Promethean America

Can you kill your way to victory? Yes, if you are engaged in a hot war against a conventional enemy. Yes, too, if you face homicidal extremists. Killing them may be the only option. Indeed, death is the essential dimension of warfare. But, in defense of State Department spokeswoman Marie Harf (who has been mocked for suggesting a jobs program is the way to defeat terrorism), killing is not a grand strategy. Killing is certainly not the way to win a cold war or a long war. Economics is.

“We’re killing a lot of them, and we’re going to keep killing more of them. … But we cannot win this war by killing them,” Harf said during an MSNBC interview. “We need … to go after the root causes that leads people to join these groups, whether it’s lack of opportunity for jobs…”

Harf is right. Although she made a “gross oversimplification” of strategic counterinsurgency, implicitly endorses a left-leaning economic bias that jobs can be created by governments, and seems to misunderstand the non-economic motivation of Jihad, her central premise is one we should be embracing and extending rather than mocking and dismissing. Tom Rogan, writing at National Review, agrees. “Ideology is not the only reason that ISIS has won a global following. Consider whom ISIS is targeting in its propaganda efforts: socially disaffected young men from across the world. It tempts them with visions of unrestrained excitement tied to an ordained purpose.”

The American approach to Islamic terrorism has been too narrowly targeted at negating the enemy. Frankly, President Obama has been as guilty of this as anyone –- his attitude was that U.S. troops could be disengaged from Iraq in 2012 because the terrorists had been defeated. Now it is 2014, and the administration has abandoned that grand strategy of negation, and they deserve credit for the change. What America needs now is a grand strategy of alliance maximization, with the goal of fostering a positive alternative to al-Qaeda, ISIS, and the demented theocratic promise.

Make no mistake, ISIS is in the process of discrediting itself as a governing model. They can’t police their streets or keep the utilities going. What Harf gets wrong is thinking that fixing “root causes” in war-torn Syria is something the United States has the power to change directly. That’s a liberal fantasy. People need to fix their own root causes. What the United States can do is help Jordan thrive economically, just as it helped South Korea thrive during the second half of the 20th century. Jordan should be the shining counter-model that will have so much security and prosperity that it shames the false prophets of terrorism.
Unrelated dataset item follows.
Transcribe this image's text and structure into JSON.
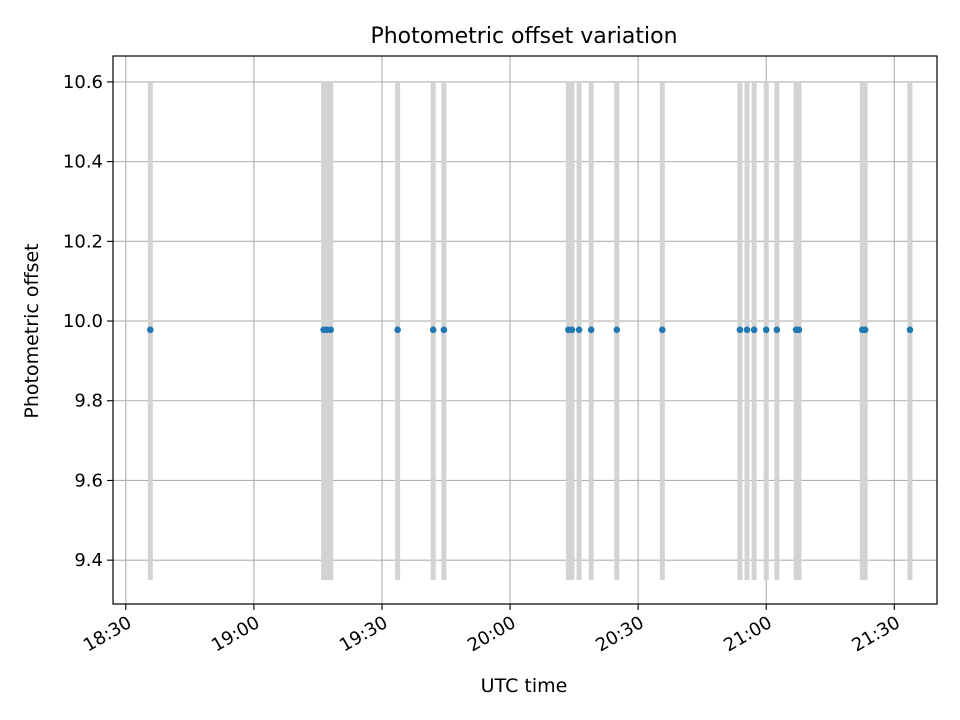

Robert Kagan’s The World America Made summarizes the success of a positive grand strategy. After 1945, American troops were so widely deployed for so long in Europe and Asia that they put those regions’ aggressors “out of the aggression business.” As I explained in a recent essay in Commentary, forward engagement during the decades of the Cold War was ultimately successful not by killing Soviet spies and insurgents, but by fostering economic growth and human development. Kagan believes the projection of free markets, free trade, and democracy were hallmarks of the American World Order, institutions that are not instinctive to regional powers in any era.

Empirical evidence of a troops-growth changes the way we should think about international affairs, particularly because it upends the calculus of national self-interest. The instinct of experts is to assume and motivate policy action based on national interest, yet American sacrifices were made even when the costs outweighed the benefits. Call it promethean power.

Statistical analysis reveals that countries allied with the United States flourished while others did not. Countries hosting more American forces experienced faster economic growth. Moreover, countries with a greater U.S. troop presence experienced faster increases in life expectancy and faster decreases in children’s mortality. This was good, not profitable.

Why call it promethean? The well-known Greek myth of Prometheus stealing fire from Zeus to give to the humans suggests a technological diffusion aspect to American power and presence. Despite the superhuman aspect of the myth, the essential nature of humanity is that we are “social animals.” Sharing knowledge is what we do. The myth is relevant because of its complex underlying motivations — Prometheus was in constant rebellion against the imperial order embodied by Zeus. America, too, was born in rebellion against the imperial order, and not just the British Empire, but the very idea of human repression by tyrants.

The U.S. military has been engaged, disengaged, now re-engaged in the Middle East. We are repeating the historical pattern of our engagement in Europe (fully withdrawing after WW1 only to return with a new postwar strategy after WW2). Let’s recognize that in the short term, the fire of Ares is essential if tactical. In the long term, for grand strategy, the fire of Prometheus is the only way to light the darkness.

Tim Kane is a research fellow at Stanford University’s Hoover Institution. He is co-author with Glenn Hubbard of the book Balance: The Economics of Great Powers from Ancient Rome to Modern America, recently out in paperback.